Segundo relatos que circulam em meios políticos e nas redes sociais, o nome de Sartori teria surgido numa alegada lista entregue por Nurolamin Gulamo às autoridades internacionais, incluindo a DEA norte-americana, durante investigações sobre uma suposta rede internacional de tráfico de dr*gas, lavagem de dinheiro e corrupção envolvendo empresários, figuras influentes e indivíduos ligados ao aparelho do Estado.
De acordo com essas informações ainda não oficialmente confirmadas pelas autoridades moçambicanas, Gulamo teria revelado nomes de empresários e operadores económicos com fortes ligações aos círculos políticos e administrativos do país. Entre os nomes mencionados estaria Humberto Sartori, descrito como um empresário com influência em sectores estratégicos e proximidade com figuras ligadas ao partido no poder, a Frelimo.
O caso ganhou contornos ainda mais polémicos após a detenção de Sartori no dia 21 de abril, numa operação que, segundo fontes não oficiais, teria surpreendido membros influentes que alegadamente participariam de uma reunião privada no complexo Kaya Kwanga. A reunião teria sido cancelada de forma repentina após a intervenção das autoridades.
As acusações associadas ao processo incluem suspeitas de lavagem de dinheiro, evasão fiscal, falsificação documental e facilitação de operações ilícitas.
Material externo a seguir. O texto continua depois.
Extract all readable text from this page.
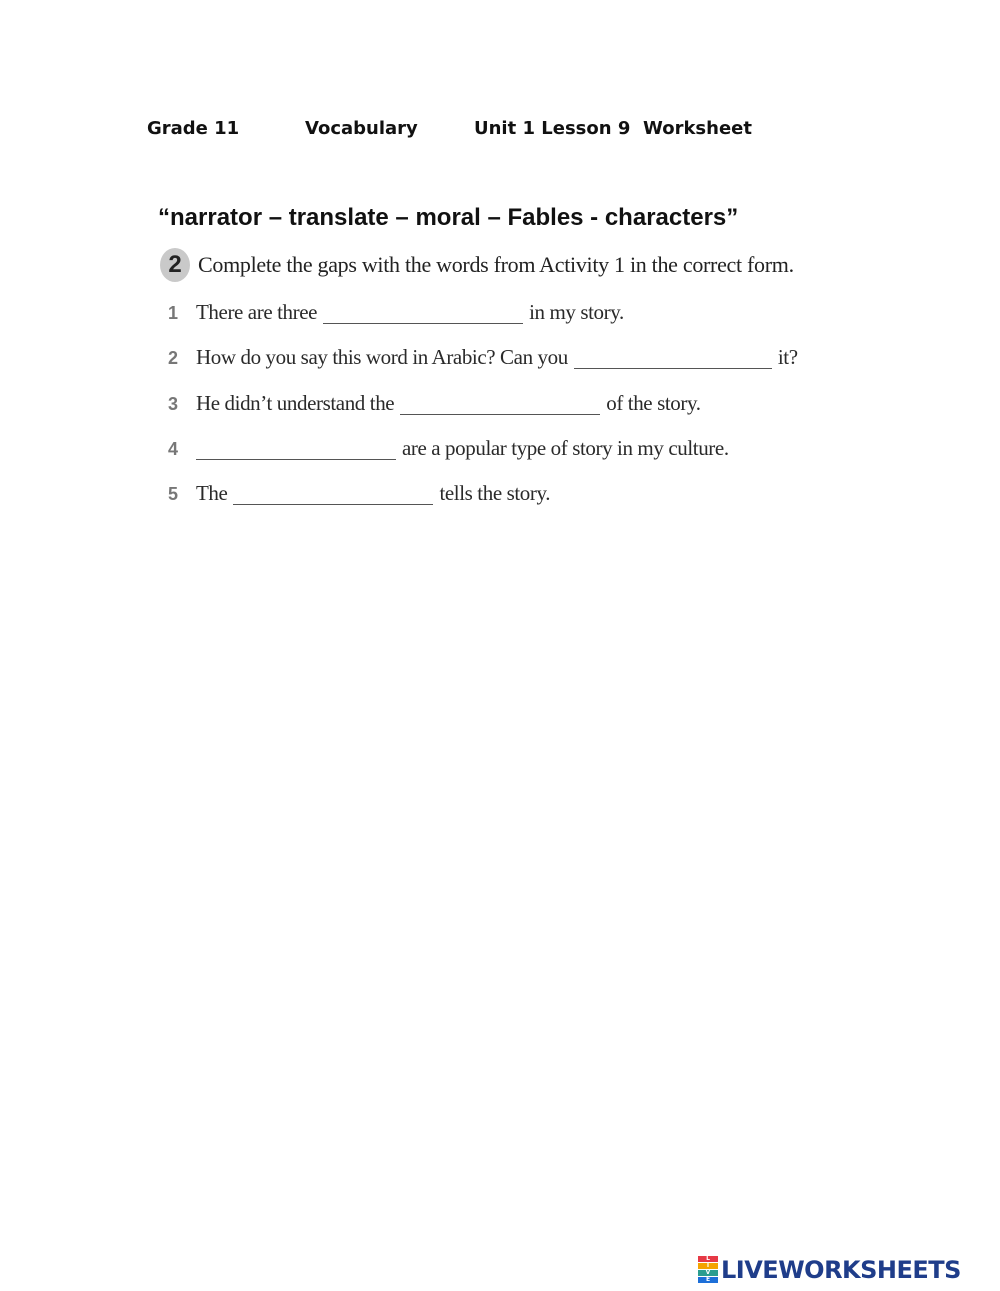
Grade 11	Vocabulary	Unit 1 Lesson 9 Worksheet
“narrator – translate – moral – Fables - characters”
2 Complete the gaps with the words from Activity 1 in the correct form.
1 There are three	in my story.
2 How do you say this word in Arabic? Can you	it?
3 He didn’t understand the	of the story.
4	are a popular type of story in my culture.
5 The	tells the story.
L
I
V
E LIVEWORKSHEETS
Investigadores internacionais suspeitam que Moçambique continue a ser utilizado como corredor estratégico do tráfico internacional, sobretudo através do porto de Nacala, rota apontada em diversos relatórios internacionais sobre narcotráfico no Oceano Índico.
Entretanto, o elemento que mais alimenta teorias e debates populares é a suposta morte de Humberto Sartori, que muitos internautas e comentadores políticos classificam como uma possível “queima de arquivo”. Isso porque circulam alegações de que o empresário possuiria informações comprometedoras sobre alegados esquemas envolvendo figuras políticas, empresários influentes e operadores internacionais.
Até ao momento, não existe confirmação oficial de qualquer envolvimento directo de dirigentes da Frelimo ou da Presidência nestas alegações, e várias informações continuam no campo da especulação política e mediática. Ainda assim, o caso já está a provocar fortes reacções populares, com muitos cidadãos questionando até onde vão as ligações entre poder político, negócios milionários e redes criminosas internacionais.
Nas redes sociais, cresce o discurso de que “algo grande está prestes a explodir” dentro do sistema político moçambicano, enquanto analistas alertam que o país poderá enfrentar uma nova crise de confiança institucional caso surjam provas concretas envolvendo altas figuras do Estado.
O silêncio das autoridades sobre vários detalhes do caso continua a aumentar o clima de desconfiança e tensão em torno de um dos episódios mais controversos dos últimos tempos em Moçambique.